Saoirse Brady said the work of the HLTF is to be welcomed and that the independent Prison Health Needs Assessment, which aims to determine future health service requirements in prison, should be published as a matter of urgency.
"Each day that goes by without action means another day where people’s mental healthcare needs are not being adequately met," she said.
"This can prevent causing further trauma and may even save lives. However, this will require a fundamental shift in our approach to mental health at all points of contact with the criminal justice system.
"Failure to provide appropriate care and accommodation in the community for people with mental health issues cannot be resolved by the Department of Justice alone. We need a strong multi-agency focus on keeping people out of prison and this focus on diversion must be underscored in the report of the High Level Task Force on Mental Health and Addiction. We know there is an appetite for this type of diversion. For example, while data we have is quite dated, previous public opinion polling suggests that the vast majority of the Irish public believe that mentally ill offenders should be treated in a mental health facility instead of being sent to prison.
"We need a robust domestic inspection regime that is adequately resourced to routinely inspect prisons at regular intervals and investigate the conditions for everyone in prison including the significant portion of people with severe mental health needs. International human rights bodies, Prison Chaplains, and Prison Visiting Committees have all outlined the severity of the mental health crisis in Irish prisons. The forthcoming Inspection of Places of Detention Bill offers an opportunity to strengthen and resource the Inspectorate to highlight these serious issues of concern."
The HSE said it could not discuss individual cases.
"I feel like her choice is being taken away from it," Clair says. The family have been "very stressed" by what has happened to Kay, she continues.
Kay's behaviour, from saying she would throw herself into the river or that she would burn the house down, the production of knives — they were "a cry for help", and yet they acknowledge that something must be done to ensure Kay doesn't harm herself or others.
"We were saying [recently] was it better for her to be safe in prison rather than shouting and roaring on the streets? I don't know if I am doing more harm than good, bringing it all up..."

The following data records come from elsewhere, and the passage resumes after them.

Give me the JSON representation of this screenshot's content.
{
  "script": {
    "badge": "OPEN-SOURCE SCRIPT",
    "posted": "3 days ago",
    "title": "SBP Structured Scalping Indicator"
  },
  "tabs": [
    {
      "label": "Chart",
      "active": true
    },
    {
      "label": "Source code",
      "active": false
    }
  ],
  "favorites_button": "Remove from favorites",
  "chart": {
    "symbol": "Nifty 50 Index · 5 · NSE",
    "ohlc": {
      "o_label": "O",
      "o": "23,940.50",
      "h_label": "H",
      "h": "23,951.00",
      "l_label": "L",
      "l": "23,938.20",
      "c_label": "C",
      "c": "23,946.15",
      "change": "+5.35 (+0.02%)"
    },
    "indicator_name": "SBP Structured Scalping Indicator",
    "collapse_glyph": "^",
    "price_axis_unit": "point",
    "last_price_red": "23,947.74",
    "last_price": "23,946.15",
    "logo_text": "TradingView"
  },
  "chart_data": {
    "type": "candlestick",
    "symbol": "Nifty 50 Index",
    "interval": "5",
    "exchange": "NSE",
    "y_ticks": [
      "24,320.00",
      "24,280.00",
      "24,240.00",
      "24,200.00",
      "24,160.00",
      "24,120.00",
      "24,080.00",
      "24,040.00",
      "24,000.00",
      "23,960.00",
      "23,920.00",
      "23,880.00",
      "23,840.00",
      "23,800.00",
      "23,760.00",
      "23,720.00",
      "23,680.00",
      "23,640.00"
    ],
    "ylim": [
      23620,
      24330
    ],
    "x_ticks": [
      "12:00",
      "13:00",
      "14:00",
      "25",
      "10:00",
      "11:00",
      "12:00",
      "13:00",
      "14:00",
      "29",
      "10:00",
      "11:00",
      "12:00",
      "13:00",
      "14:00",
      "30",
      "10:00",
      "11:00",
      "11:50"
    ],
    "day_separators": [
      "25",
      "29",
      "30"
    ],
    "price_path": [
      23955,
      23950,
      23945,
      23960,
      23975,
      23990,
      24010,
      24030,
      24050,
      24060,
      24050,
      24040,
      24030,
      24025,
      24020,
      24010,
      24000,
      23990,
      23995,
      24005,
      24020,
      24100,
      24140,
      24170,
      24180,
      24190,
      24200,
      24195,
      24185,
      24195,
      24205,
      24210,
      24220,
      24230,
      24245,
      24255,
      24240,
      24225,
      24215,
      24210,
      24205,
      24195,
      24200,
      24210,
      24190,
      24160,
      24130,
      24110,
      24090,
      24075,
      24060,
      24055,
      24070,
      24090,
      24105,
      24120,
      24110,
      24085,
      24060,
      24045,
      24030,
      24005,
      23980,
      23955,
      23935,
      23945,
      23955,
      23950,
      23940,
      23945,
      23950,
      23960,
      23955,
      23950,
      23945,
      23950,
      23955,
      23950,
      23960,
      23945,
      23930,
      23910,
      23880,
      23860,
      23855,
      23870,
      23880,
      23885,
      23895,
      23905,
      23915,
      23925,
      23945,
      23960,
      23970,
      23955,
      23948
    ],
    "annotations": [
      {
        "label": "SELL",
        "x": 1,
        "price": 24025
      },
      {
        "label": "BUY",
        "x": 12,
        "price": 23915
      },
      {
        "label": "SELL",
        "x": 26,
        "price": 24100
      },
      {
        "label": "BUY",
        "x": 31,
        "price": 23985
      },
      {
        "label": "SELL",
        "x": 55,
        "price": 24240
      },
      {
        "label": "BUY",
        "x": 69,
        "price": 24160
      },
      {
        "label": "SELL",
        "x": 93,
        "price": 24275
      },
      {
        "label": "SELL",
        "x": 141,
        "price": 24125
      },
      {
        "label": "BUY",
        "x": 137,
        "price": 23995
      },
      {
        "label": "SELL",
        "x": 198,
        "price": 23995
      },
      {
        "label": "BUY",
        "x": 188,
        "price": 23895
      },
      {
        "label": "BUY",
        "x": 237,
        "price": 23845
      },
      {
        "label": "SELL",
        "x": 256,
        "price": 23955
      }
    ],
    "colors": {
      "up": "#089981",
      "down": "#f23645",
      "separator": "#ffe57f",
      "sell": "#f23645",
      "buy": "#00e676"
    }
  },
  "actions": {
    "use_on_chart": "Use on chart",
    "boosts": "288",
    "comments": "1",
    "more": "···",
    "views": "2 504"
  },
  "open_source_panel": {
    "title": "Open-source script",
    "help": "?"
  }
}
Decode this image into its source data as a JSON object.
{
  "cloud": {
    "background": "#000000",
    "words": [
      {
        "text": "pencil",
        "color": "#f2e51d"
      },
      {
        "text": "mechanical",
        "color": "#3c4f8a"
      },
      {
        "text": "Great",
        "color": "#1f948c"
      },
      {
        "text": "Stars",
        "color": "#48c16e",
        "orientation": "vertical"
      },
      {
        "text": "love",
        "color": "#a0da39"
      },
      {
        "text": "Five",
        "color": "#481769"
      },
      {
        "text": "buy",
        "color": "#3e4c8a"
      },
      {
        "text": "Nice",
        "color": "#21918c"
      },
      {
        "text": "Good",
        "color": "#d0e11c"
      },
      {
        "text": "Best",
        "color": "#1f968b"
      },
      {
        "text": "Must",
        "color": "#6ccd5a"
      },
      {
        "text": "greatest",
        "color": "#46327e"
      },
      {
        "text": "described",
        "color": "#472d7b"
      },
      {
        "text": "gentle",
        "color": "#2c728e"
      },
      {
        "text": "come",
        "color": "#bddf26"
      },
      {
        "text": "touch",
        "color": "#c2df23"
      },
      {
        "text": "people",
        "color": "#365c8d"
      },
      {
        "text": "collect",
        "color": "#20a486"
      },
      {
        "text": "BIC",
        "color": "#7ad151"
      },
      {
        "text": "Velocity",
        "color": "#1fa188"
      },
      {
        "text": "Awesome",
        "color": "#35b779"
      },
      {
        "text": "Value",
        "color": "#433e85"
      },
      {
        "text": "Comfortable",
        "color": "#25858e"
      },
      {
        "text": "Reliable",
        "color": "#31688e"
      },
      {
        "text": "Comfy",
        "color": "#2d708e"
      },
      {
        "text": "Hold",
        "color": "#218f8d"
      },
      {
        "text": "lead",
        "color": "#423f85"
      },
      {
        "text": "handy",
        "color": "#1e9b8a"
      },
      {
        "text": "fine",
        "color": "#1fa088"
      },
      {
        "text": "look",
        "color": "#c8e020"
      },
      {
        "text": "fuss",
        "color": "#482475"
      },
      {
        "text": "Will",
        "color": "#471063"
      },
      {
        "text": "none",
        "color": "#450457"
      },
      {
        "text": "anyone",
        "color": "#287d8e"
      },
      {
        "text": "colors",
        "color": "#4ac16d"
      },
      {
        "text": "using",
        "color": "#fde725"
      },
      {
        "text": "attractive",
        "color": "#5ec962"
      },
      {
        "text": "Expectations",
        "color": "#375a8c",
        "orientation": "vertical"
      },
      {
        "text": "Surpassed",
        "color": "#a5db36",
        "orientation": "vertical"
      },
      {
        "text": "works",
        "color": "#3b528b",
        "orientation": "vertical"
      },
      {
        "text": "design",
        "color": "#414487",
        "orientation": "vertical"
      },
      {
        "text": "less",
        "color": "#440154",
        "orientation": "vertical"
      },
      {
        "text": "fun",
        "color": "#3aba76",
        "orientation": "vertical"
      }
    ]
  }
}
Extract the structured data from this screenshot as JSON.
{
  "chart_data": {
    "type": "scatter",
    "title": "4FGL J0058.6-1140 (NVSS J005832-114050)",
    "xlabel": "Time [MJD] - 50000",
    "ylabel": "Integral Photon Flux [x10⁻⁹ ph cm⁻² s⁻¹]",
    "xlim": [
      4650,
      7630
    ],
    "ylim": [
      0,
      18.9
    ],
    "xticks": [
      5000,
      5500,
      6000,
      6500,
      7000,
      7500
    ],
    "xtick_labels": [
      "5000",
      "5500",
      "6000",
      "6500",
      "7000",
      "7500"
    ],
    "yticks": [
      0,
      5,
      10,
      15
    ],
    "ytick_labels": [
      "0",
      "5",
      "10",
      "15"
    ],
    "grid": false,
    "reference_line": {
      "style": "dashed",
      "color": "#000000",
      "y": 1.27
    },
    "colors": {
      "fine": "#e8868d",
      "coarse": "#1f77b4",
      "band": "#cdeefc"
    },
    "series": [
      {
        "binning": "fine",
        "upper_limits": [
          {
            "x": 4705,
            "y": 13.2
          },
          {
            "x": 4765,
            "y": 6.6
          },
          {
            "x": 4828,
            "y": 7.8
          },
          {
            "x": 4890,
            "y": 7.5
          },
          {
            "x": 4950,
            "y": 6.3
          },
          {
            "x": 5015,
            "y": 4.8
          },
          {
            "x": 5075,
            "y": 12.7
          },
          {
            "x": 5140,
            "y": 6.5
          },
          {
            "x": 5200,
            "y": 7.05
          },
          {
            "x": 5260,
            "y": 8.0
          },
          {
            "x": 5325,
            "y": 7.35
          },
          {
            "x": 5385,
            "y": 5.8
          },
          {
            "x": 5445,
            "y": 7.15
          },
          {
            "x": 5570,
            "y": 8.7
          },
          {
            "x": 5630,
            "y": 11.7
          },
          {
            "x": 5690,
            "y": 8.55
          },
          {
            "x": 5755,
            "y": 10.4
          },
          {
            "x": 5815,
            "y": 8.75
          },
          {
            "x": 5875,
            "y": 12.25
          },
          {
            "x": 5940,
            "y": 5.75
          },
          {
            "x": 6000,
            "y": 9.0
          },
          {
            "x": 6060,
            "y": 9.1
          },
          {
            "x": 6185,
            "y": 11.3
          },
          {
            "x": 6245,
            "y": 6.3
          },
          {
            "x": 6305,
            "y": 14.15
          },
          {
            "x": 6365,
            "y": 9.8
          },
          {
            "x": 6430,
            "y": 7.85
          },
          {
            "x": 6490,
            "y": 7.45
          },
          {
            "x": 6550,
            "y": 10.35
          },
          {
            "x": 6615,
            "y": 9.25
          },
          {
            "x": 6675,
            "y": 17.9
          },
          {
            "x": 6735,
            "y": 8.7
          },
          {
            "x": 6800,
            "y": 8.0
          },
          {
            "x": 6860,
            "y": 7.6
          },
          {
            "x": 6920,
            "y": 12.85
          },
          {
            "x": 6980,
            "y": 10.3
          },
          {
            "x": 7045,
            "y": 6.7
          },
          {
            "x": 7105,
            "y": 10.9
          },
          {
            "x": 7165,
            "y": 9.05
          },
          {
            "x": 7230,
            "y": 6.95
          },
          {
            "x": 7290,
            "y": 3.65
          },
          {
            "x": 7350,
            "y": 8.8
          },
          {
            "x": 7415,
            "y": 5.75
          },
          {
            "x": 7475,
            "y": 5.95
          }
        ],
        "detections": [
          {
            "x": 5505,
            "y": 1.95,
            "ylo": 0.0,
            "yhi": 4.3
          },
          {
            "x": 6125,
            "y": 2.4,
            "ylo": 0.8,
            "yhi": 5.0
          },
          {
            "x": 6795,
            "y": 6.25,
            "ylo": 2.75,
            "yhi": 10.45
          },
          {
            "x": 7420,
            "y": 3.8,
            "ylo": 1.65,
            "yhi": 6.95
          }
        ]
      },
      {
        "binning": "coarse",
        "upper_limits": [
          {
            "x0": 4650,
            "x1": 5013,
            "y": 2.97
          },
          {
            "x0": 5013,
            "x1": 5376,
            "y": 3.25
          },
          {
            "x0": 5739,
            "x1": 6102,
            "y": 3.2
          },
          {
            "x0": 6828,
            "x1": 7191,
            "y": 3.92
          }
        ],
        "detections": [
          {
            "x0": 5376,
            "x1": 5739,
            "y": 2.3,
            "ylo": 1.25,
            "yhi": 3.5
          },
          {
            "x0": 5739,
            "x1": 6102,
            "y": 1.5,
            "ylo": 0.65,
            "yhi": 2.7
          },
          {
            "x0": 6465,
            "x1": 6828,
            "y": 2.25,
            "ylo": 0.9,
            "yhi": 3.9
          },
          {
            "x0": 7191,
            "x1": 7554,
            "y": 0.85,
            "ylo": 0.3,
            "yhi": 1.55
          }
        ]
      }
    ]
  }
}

Kay does not have a problem with drink or drugs. For both Clair and Carmel, she is not a criminal, yet she finds herself in Limerick Prison. Despite her difficulties, she is aware of where she is and what has occurred — "when she is lucid, it's heartbreaking", Clair says. But what is the alternative? She believes a residential centre that could address her needs, even just at times of mania, would help. But is it any closer to becoming a reality? What happens when Kay comes out of prison later this year? What happens if she resumes making the calls?
They would have liked Kay to contribute directly to this article, but they also had to consider how it might impact her. They want to help her, and for Kay to have her own voice.
"Carraig Mór is still there and I don't know why Kay can't be a part of that, like Mam.
"What is Kay's future?" Clair asks. "What is her future? If she continues ringing the guards for her coping mechanism, is she just going to spend the rest of her life in jail, for a crime that is crying out for help?
"I understand she can't keep wasting police time but something has to be put in place for that not to happen."